KIRTLAND AFB, N.M. - Scientists from the U.S. Air Force and the Boeing Co. test fired a laser for the first time using recycled fuel last August at Kirtland Air Force Base, N.M.
“This fuel recycling process can be continued indefinitely, providing a practical way to fuel laser weapons for the Air Force and other military services without the complexity and cost of periodically supplying new fuel to the battlefield,” says Jason A Marshall, a research chemist and the Air Force project officer on the program.
The test at the Air Force Research Laboratory’s Directed Energy Directorate at Kirtland supplied a chemical laser with its two main fuels-basic hydrogen peroxide and chlorine-which experts regenerated from waste products produced during prior laser operations.
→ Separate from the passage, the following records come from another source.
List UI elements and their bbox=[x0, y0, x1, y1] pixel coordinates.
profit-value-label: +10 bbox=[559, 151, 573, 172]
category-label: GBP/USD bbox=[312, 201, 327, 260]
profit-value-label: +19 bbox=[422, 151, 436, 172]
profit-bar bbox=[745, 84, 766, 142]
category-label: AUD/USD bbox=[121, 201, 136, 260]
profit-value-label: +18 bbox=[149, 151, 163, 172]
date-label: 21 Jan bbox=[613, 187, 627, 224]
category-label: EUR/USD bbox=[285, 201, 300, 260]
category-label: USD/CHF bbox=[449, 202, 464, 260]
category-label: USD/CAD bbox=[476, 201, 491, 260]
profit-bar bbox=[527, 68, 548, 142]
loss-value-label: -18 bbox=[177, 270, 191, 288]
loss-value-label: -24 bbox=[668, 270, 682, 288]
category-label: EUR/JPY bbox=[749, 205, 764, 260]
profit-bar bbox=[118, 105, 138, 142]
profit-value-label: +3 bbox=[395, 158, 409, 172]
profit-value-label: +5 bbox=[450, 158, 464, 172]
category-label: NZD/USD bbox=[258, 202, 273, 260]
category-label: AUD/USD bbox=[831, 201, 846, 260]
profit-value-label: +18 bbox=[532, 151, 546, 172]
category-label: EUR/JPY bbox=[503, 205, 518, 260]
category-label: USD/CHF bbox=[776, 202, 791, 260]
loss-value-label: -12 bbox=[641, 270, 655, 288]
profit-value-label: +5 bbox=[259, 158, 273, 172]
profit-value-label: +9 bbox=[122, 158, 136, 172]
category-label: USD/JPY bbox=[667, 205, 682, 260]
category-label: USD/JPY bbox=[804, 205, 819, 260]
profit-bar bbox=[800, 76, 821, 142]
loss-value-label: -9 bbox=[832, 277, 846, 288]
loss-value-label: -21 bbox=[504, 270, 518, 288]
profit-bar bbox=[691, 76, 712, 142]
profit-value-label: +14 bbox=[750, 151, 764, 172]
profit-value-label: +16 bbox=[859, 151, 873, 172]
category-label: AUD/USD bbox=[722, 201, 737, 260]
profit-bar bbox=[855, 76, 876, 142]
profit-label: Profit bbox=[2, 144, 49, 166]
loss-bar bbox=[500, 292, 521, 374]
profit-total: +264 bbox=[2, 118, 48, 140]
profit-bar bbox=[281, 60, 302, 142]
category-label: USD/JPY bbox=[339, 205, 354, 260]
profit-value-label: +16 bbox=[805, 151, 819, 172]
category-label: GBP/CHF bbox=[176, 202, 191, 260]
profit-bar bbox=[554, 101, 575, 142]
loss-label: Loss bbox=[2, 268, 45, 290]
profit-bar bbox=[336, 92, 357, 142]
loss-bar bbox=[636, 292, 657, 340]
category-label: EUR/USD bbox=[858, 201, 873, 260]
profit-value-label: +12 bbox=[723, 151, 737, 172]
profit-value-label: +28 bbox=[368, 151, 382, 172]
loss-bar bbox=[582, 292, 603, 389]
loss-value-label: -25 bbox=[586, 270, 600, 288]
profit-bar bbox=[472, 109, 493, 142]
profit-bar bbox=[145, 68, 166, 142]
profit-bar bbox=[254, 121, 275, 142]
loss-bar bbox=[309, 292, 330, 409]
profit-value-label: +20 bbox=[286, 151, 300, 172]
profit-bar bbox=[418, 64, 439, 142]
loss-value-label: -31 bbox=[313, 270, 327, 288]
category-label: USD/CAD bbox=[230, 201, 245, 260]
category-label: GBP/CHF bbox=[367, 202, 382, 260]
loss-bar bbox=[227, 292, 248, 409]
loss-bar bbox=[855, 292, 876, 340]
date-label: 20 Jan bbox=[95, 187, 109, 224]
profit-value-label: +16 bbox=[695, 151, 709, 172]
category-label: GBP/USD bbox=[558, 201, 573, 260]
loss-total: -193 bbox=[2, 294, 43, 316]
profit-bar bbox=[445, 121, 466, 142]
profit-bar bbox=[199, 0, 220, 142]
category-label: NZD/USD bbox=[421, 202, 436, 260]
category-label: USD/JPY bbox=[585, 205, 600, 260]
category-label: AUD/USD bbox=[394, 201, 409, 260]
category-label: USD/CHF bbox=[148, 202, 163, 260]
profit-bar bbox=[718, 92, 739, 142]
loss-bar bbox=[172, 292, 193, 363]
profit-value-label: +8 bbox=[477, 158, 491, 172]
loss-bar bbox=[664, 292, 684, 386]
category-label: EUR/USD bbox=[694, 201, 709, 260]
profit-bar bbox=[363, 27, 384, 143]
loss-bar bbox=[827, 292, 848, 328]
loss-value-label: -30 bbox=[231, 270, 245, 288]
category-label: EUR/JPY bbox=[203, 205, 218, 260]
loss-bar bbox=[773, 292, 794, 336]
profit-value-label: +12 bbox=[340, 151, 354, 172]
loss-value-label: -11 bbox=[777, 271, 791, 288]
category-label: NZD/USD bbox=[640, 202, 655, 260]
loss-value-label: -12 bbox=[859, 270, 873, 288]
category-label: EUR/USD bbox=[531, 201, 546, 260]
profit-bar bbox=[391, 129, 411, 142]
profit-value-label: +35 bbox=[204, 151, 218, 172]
Testers fired the laser at high power on the order of several kilowatts to prove its performance.
This achievement “will substantially improve warfighting logistics. This removes the need to dispose of used fuel,” Marshall says. “With the test’s successful conclusion, the laser is ready for affordable, low-risk weapons applications that meet the warfighter’s needs.”
The chemical laser in the demonstration is a testbed similar to the laser device designed for the Advanced Tactical Laser, a major U.S. Department of Defense technology project, Air Force officials say. It involves an Air Force C-130 cargo aircraft that carries the laser, which is intended to destroy, damage, or disable ground targets with surgical precision and cause little, if any, collateral damage.
The test was at the directorate’s Davis Advanced Laser facility where the regenerated fuels were produced in miniaturized electrochemical reactions designed to collect the waste products of laser operations and convert them to fresh fuel.
Boeing Directed Energy Systems in Canoga Park, Calif., is the prime contractor for the Advanced Tactical Laser.